Elizabeth rose wearily, put the letters down and went to the kitchen. Her face was drawn and there was a fagged, weary droop to the shoulders. John demanded that the house and cooking be kept up to the city standard, forgetting that there was a garden to keep in order also, besides little chickens to feed and butter to be made. If Elizabeth had said she were sick and had gone to bed, John would have had the doctor come to see her twice as often as necessary, and would have exhausted the little town of Colebyville to supply such things as she could eat, but it never occurred to John Hunter that as long as his wife was able to go about the house that she might know what she should do much better than he.
Elizabeth was unable to defend herself. She coveted peace, and she could not have peace unless she responded to John’s suggestions. Also, at this time Elizabeth was determined that she would not be cross. The coming child absorbed her mind as much as it absorbed her body. She would not let one hour of discord or inharmony affect its life. Elizabeth had no idea how to manage her husband so as to get him even to listen to her side of an argument. The girl was worn out by useless things which she could not avoid doing.

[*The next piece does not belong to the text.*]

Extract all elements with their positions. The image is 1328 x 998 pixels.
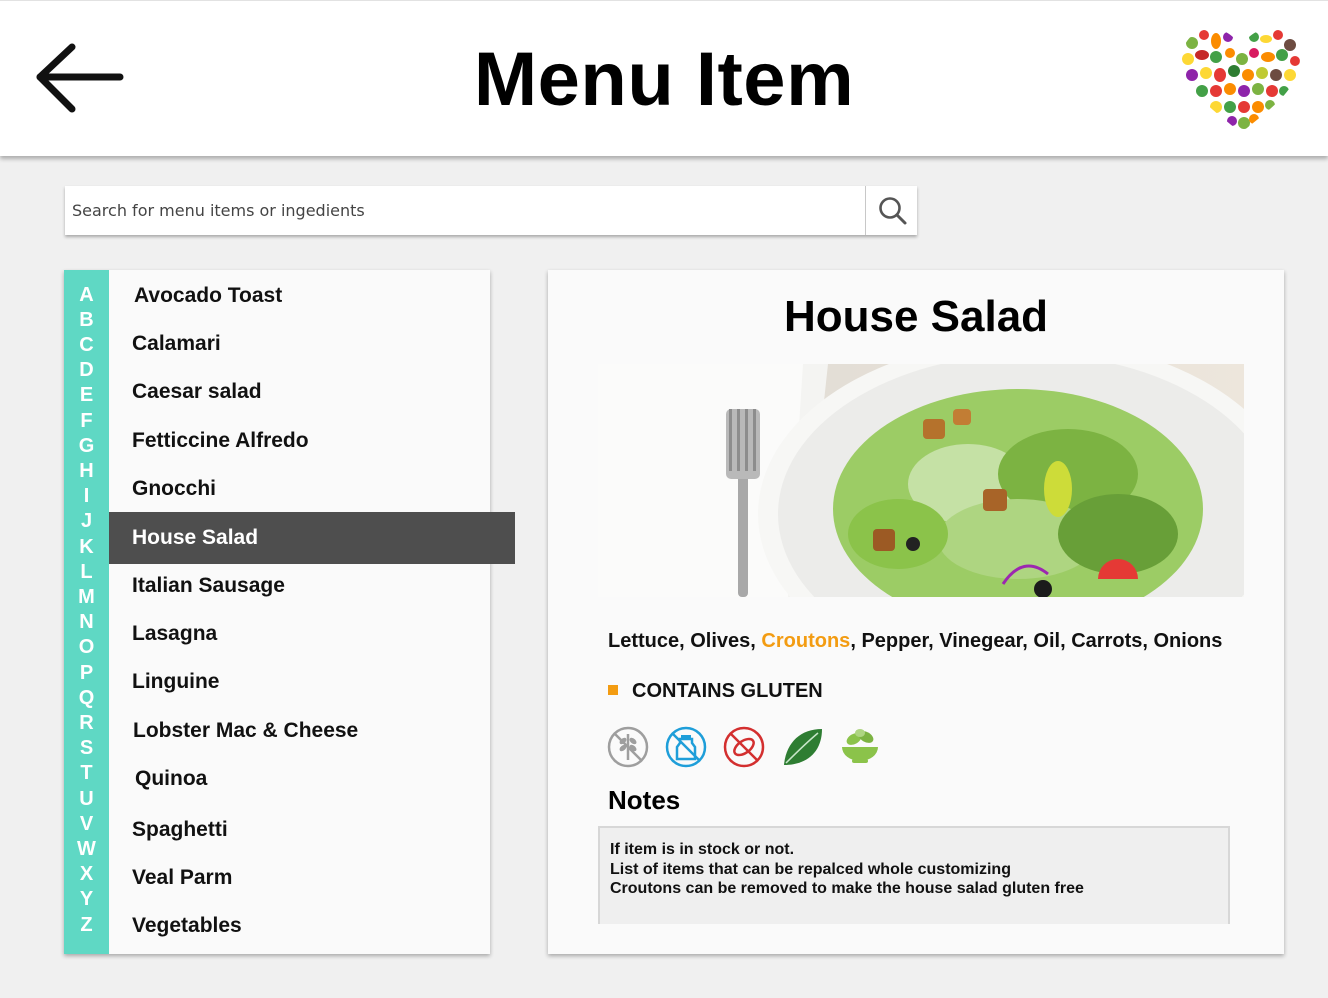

Elizabeth was extremely nervous at this period of her life. John went to bed full of healthy fatigue and slept soundly till morning, and knew nothing of mental and physical strains which left his wife more tired in the morning than when she went to bed at night. Elizabeth had been a strong girl, but she was supporting the life of another; she tossed and moaned through the two or three short hours in which she could sleep, and for the rest lay wide-eyed, staring into the darkness, filled with terror at what the rapidly approaching future held for her. In her girlish imaginings and fears, ignorant of the facts a young mother should have known, she had magnified the sufferings of childbirth till life was a network of horrors, and her nerves were at the breaking point.
The next morning Elizabeth, with aching back and trembling knees, her face flushed from the heat of the stove, stood at the kitchen table rolling out the pie crust. A tear rolled down her cheek. Hepsie, who stood near and was regarding her sympathetically, laid firm hold on the rolling-pin.

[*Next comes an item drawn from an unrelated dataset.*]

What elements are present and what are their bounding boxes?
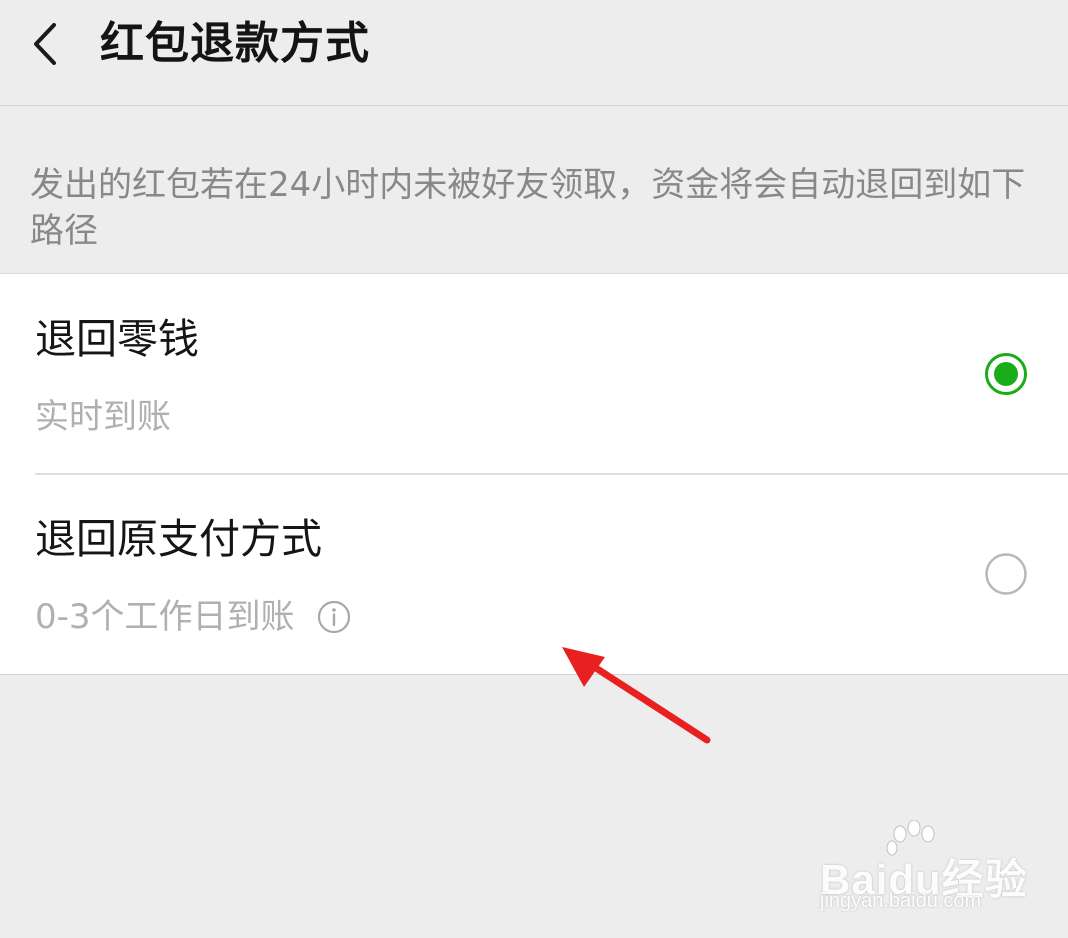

“I knew you’d no business t’ do it. Now you go in an’ set down in th’ rockin’ chair while I finish this here batch of pies.”
Hepsie was older than Elizabeth and making pies had been her business; the crust was mixed and the fruit had been cooked the night before. Reflecting that not much could happen to a pie after getting that far on the road to perfection, Elizabeth let the rolling-pin be taken from her hand and went in wearily to throw herself on the lounge to rest.
John came into the kitchen and his face darkened.
“Tell Mrs. Hunter that I look for Hansen to help with the grain to-day, and that I told him to bring his wife with him,” he said to Hepsie, and went out, banging the door after him.
Elizabeth had heard him come in and had risen to explain, but stopped short when she heard that Luther had been asked to help. Her first feeling was of a joy which brought the tears to her eyes. John had been persistently cool whenever Luther had been mentioned since their marriage. The next feeling of which she was conscious was an intense distaste to having Sadie in the house with her all day, and this was followed by the thought that John had known that Luther and Sadie were coming since the day before and had said nothing about it to her; but small time was given her to think about any phase of the matter, for Luther’s familiar, unpainted wagon was at that very moment coming into the side lane. With a conviction that she had not been told till it was absolutely necessary, Elizabeth walked promptly out to meet her young neighbours.
It was the old Luther which greeted her.